Romeu Duarte escreve em sua coluna no jornal O POVO: A ferrugem do tempo

Seg, 17 de Março de 2014 11:10



Romeu Duarte, Conselheiro Vitalício do IAB- CE e Ex-Presidente da entidade Nacional, escreve em sua coluna semanal, no Jornal O POVO.

Aguardando o meu momento, faço selfies de mim para comigo como passatempo. Antes, a espera no banco era suportada com muita leitura.

 

As coisas estão se acabando, tornando-se obsoletas dia a dia numa velocidade impressionante. Será esse envelhecimento sutilmente programado? Quem determina a falência, a morte e a substituição dos objetos e dos fazeres por outros novos? Rumino essas considerações enquanto aguardo a minha vez no caixa-rápido. A felizarda primeira da linha, há quase quinze minutos usando a máquina, já executou um sem número de operações. Num passado recente, teria que trazer de casa o lanche e uma cadeira se não quisesse mofar nas longas e modorrentas filas. Eu mesmo, quanto tempo perdi nestas fileiras de gente para sacar merreca na boca do caixa. Mas, e quanto àquelas pessoas que perderam seus bancários empregos em favor da tal comodidade alheia?

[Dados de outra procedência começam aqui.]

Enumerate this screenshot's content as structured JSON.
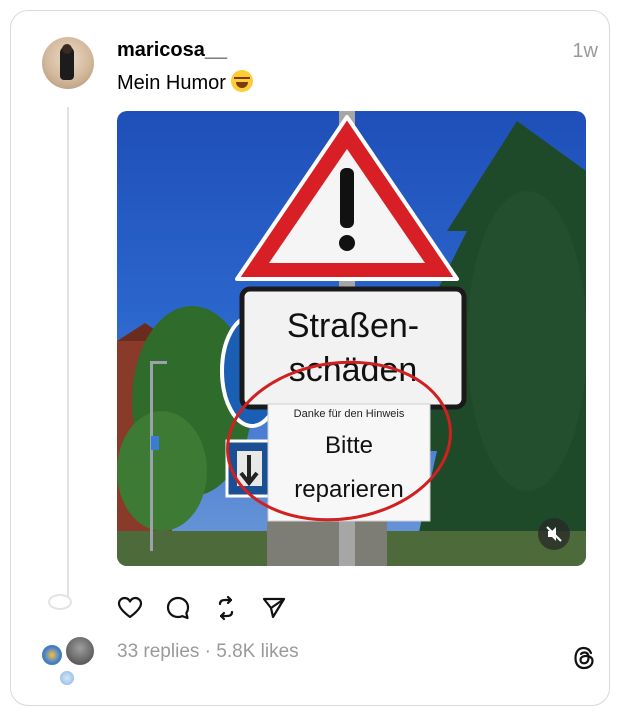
{
  "post": {
    "username": "maricosa__",
    "time": "1w",
    "caption": "Mein Humor",
    "caption_emoji": "face-with-tears-of-joy-icon"
  },
  "media": {
    "sign_top_line1": "Straßen-",
    "sign_top_line2": "schäden",
    "note_small": "Danke für den Hinweis",
    "note_line1": "Bitte",
    "note_line2": "reparieren"
  },
  "footer": {
    "replies": "33 replies",
    "separator": "·",
    "likes": "5.8K likes"
  },
  "colors": {
    "sky": "#2b66cc",
    "sign_red": "#d81f26",
    "circle_annotation": "#d02020",
    "muted_text": "#9a9a9a"
  }
}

Despertei para o lance ao ouvir o jingle do Ednardo anunciando a chegada do Center Um, nos meados da já distante década de 1970: “Depois que acabaram com a Coluna da Hora/Depois que derrubaram o Abrigo Central/O centro da cidade/Mudou pra outro local/Lá tem ar pra respirar/Tem coisas lindas pra olhar/Tem muita coisa pra comprar/Pois o centro agora é o Center Um”. A música, boa de cantar, anunciava a decadência da zona central e a emergência da Aldeota como reluzente área de comércio sofisticado. Crônica do fim anunciado ou não, o certo é que essa premonição acabou se realizando. E não parou aí: a cidade inchou, se polinucleou e hoje bate perna na passarela do shopping da Parangaba. Quantas surpresas ainda nos reserva o destino?


No mundo digital, a doidice é ainda maior. Computadores imensos cederam lugar a equipamentos cada vez menores. Alguém aí ainda usa disquete ou CD? O pendrive está com a corda no pescoço. Há uma nuvem sobre a cabeça de cada um de nós recheada com nossas informações. O que a sucederá? Tão rápido quanto surgiram, desaparecem as lan-houses. Descansem em paz, ICQ, MSN, Orkut e Twitter. Te cuida, Facebook. WhatsApp, DropBox? Essa sofreguidão em afagar celulares, iPhones, iPods, iPads, tablets, o que causará? Decretaremos o final dos contatos presenciais, desistiremos das cidades, diremos não às ruas e às praças, abriremos mão da vida comunitária? Sim, Dr. Freud, toda pessoa continua sendo um abismo, agora online total, só.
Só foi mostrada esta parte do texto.